Mixed Precision Training

Modern GPUs have specialized hardware (Tensor Cores) that compute matrix multiplications 2-8x faster in reduced precision (FP16, BF16, FP8) than in FP32. Mixed precision training exploits this by running the forward and backward passes in reduced precision while keeping a master copy of the weights in FP32 for accurate gradient accumulation. This gives 1.5-2x speedup and nearly 2x memory savings with virtually no accuracy loss. Mixed precision should be the default for all GPU training.

Number Formats

The precision of a floating-point number is determined by its bit allocation between exponent (range) and mantissa (precision):

Format	Bits	Exponent	Mantissa	Dynamic Range	Precision (decimal digits)	Primary Use
FP32	32	8	23	$\pm 3.4 \times 10^{38}$	~7.2	Master weights, optimizer states
TF32	19	8	10	$\pm 3.4 \times 10^{38}$	~3.3	Automatic on Ampere+ for matmul
FP16	16	5	10	$\pm 6.5 \times 10^{4}$	~3.3	Mixed precision (older GPUs)
BF16	16	8	7	$\pm 3.4 \times 10^{38}$	~2.4	Mixed precision (Ampere+)
FP8 E4M3	8	4	3	$\pm 448$	~1.2	Forward pass (Hopper+)
FP8 E5M2	8	5	2	$\pm 57344$	~0.9	Backward pass (Hopper+)
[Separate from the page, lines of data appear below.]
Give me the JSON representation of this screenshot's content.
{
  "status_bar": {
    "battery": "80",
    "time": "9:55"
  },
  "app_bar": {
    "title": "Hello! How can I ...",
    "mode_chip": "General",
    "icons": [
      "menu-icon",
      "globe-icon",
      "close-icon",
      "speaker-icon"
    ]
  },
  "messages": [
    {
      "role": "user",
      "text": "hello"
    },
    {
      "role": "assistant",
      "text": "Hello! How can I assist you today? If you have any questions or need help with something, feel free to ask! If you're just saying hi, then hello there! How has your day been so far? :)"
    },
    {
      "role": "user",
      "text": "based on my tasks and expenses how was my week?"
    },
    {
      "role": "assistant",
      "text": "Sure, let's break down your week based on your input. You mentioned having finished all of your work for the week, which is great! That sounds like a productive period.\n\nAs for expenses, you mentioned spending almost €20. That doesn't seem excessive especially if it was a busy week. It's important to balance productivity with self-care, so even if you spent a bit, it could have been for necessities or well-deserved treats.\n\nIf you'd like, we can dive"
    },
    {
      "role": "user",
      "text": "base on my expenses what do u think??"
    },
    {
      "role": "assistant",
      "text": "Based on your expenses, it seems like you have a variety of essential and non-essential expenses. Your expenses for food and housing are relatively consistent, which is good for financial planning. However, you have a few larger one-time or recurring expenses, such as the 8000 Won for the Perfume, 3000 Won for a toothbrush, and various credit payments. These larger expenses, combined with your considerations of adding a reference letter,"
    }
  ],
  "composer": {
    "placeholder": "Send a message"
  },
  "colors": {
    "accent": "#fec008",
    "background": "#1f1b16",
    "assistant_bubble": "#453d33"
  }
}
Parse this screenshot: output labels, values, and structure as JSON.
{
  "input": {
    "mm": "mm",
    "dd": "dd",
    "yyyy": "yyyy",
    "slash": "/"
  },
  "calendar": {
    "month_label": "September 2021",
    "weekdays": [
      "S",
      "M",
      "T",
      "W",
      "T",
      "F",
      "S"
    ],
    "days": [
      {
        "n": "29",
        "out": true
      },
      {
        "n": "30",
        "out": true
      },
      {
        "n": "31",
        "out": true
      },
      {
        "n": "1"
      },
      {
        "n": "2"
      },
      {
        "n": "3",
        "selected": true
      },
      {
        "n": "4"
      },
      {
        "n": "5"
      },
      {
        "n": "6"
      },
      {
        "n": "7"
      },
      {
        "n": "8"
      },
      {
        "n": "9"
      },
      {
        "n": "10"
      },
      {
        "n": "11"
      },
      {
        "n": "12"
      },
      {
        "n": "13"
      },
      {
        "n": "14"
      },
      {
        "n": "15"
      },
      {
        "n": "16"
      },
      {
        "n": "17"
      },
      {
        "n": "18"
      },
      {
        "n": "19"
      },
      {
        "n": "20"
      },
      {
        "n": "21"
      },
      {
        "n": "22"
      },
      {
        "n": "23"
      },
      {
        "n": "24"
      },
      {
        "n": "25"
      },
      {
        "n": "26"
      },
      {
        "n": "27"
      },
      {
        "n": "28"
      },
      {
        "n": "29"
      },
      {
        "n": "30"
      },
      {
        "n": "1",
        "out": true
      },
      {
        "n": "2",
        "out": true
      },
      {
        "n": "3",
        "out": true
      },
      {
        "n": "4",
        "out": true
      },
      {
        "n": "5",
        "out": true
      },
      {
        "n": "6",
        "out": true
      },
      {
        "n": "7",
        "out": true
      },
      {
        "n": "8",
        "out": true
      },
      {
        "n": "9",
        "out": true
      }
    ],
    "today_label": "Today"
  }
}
**BF16 vs FP16: why BF16 is preferred for training.** BF16 has the same 8-bit exponent as FP32, giving it the same dynamic range ($10^{\pm 38}$). This means gradients that are representable in FP32 are almost always representable in BF16 (with less precision, but without underflow). FP16 has only a 5-bit exponent, so gradients smaller than $6 \times 10^{-8}$ underflow to zero, which is common in deep networks with many layers. FP16 requires loss scaling to work around this; BF16 does not.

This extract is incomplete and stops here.